Le diagnostic

Les troubles bipolaires touchent environ 1% de la population, mais de nombreux cas restent non diagnostiqués. Faute de l’étape indispensable, et souvent délicate, du diagnostic, les personnes concernées ne peuvent pas bénéficier d’un traitement adapté et se trouvent privées de toute chance d’amélioration, de stabilité, voire de rétablissement. Ce phénomène récurrent mérite des explications :

Tant que les épisodes dépressifs ou maniaques ne sont pas majeurs, les patients ne consultent pas de médecins ou alors seulement pour des symptômes annexes (fatigue, insomnies…). Ils attribuent leur « mal à vivre » à des événements extérieurs ou à un trait de caractère et ne se considèrent pas comme malades. Il importe donc de ne pas sous estimer des symptômes mineurs qui peuvent être des équivalents dépressifs et éviter de minimiser sa souffrance devant le médecin.

La souffrance entraînant une consultation est généralement due à un épisode dépressif sévère. Le diagnostic porté est alors celui de dépression, voir de dépression « récurrente » ou « endogène » si d’autres épisodes antérieurs sont connus du médecin. En fait les épisodes hypomaniaques ou maniaques ne sont pas ressentis comme douloureux sur le moment et ne sont pas vécus comme résultant d’une maladie.

Les retombées familiales, affectives ou socioprofessionnelles des épisodes maniaques engendrent de grandes souffrances morales.

La reconnaissance des épisodes maniaques et leur alternance avec les phases dépressives sont à la base du diagnostic. Il est donc important de prendre conscience que le fait de présenter des dépressions récurrentes, avec des intervalles pendant lesquels on se sent bien, peut correspondre à un trouble bipolaire.

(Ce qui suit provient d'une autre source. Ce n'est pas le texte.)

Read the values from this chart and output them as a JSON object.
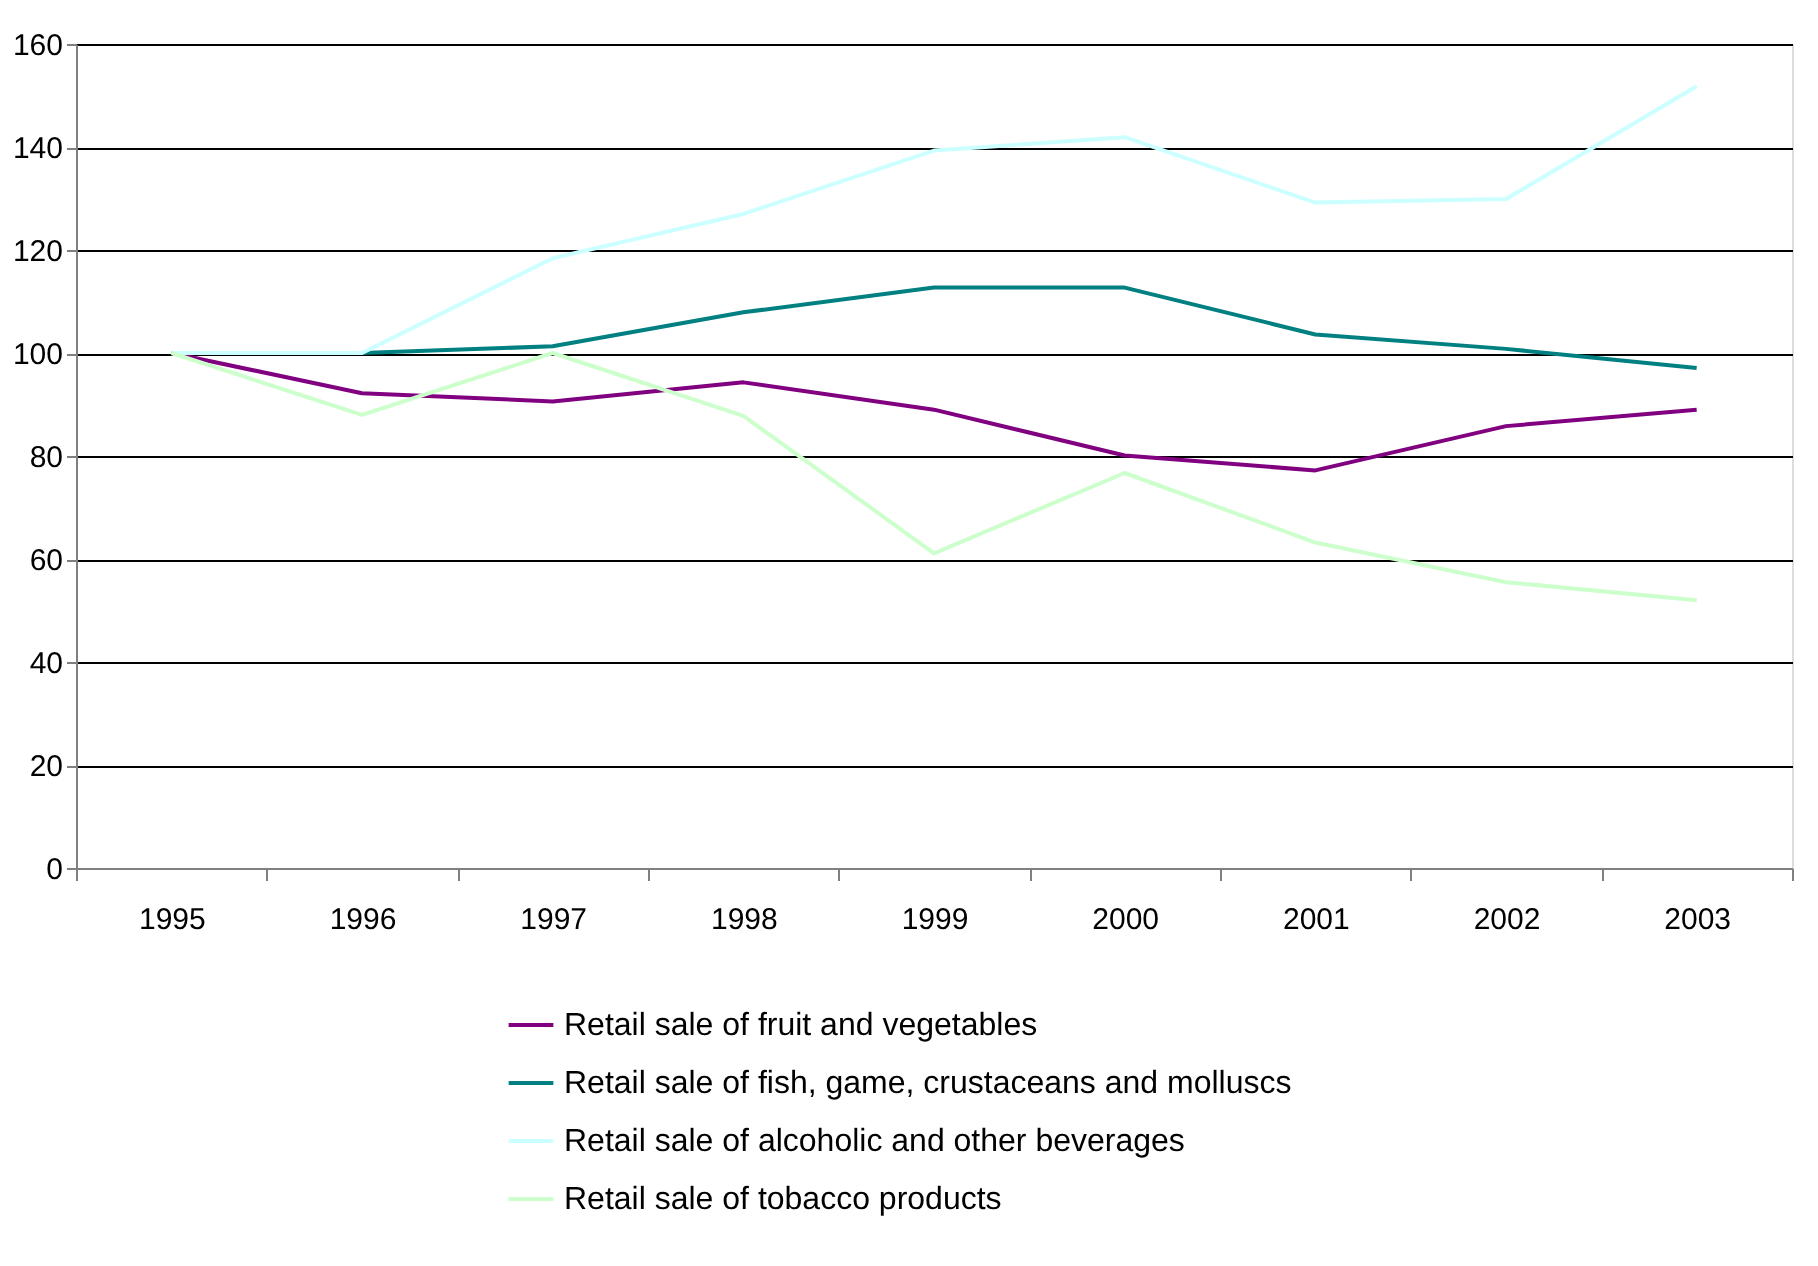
{
  "chart_data": {
    "type": "line",
    "categories": [
      "1995",
      "1996",
      "1997",
      "1998",
      "1999",
      "2000",
      "2001",
      "2002",
      "2003"
    ],
    "series": [
      {
        "name": "Retail sale of fruit and vegetables",
        "color": "#800080",
        "values": [
          100,
          92.2,
          90.6,
          94.3,
          89,
          80.1,
          77.2,
          85.8,
          89
        ]
      },
      {
        "name": "Retail sale of fish, game, crustaceans and molluscs",
        "color": "#008080",
        "values": [
          100,
          100,
          101.3,
          107.9,
          112.7,
          112.7,
          103.6,
          100.8,
          97.1
        ]
      },
      {
        "name": "Retail sale of alcoholic and other beverages",
        "color": "#ccffff",
        "values": [
          100,
          100,
          118.4,
          127,
          139.3,
          141.9,
          129.2,
          129.9,
          151.8
        ]
      },
      {
        "name": "Retail sale of tobacco products",
        "color": "#ccffcc",
        "values": [
          100,
          88,
          100,
          87.8,
          61.1,
          76.7,
          63.2,
          55.5,
          52
        ]
      }
    ],
    "ylim": [
      0,
      160
    ],
    "yticks": [
      0,
      20,
      40,
      60,
      80,
      100,
      120,
      140,
      160
    ],
    "grid": "y",
    "legend": "bottom",
    "marker": "none",
    "line_style": "solid"
  }
}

Le plus souvent c’est l’entourage qui pourra vous faire remarquer que, en dehors de vos phases dépressives, vous êtes un « battant » plein d’énergie, d’enthousiasme, mais que vous en faites trop et que vous ne pouvez plus assumer les engagements pris. Il peut vous faire comprendre qu’à certains moments votre comportement devient hors norme, ce qui généralement vous irrite.

Il faut savoir rapporter ces propos au médecin, voir même demander à un de vos proches de venir avec vous lors d’une consultation pour qu’il puisse décrire votre comportement. Cette démarche demande une grande confiance en l’autre et une certaine humilité. Ce qui n’est pas facile lors d’un épisode bipolaire quel qu’il soit.

Le diagnostic de dépression est très souvent mal vécu la première fois et refusé plus ou moins inconsciemment par le patient. À plus forte raison la consultation chez le psychiatre est retardée voir refusée. Il existe encore une image très négative et stigmatisante de la maladie lorsqu’elle est considérée comme relevant de la « folie », concept archaïque mais qui reste très ancré dans la culture populaire, alors qu’elle caractérise des souffrances psychiques et morales particulièrement élevées.

Le psychiatre lui même est souvent perçu non pas comme un médecin spécialiste pouvant soigner et guérir mais comme un intellectuel bizarre et peu bavard qui ne s’occupe que des « fous » et ne sert qu’à vous faire parler.

À partir du moment ou la souffrance devient anormalement élevée, le psychiatre est le médecin spécialisé le mieux à même de prescrire un traitement adapté. Il s’agit d’une étape préalable et indispensable avant de pouvoir envisager une amélioration, suivie d’une stabilisation, voire un rétablissement.  Le rétablissement est un processus long et complexe qui représente un chemin de vie. Ce terme est celui souvent repris vis-à-vis de la perspective heureuse de la meilleure vie possible à l’issue d’un diagnostic de maladie mentale. Le rétablissement est à la maladie psychique ce que la guérison est à la maladie somatique. La dépression n’est pas un manque de volonté touchant les faibles. Ceux qui ont vécu un épisode dépressif le savent bien.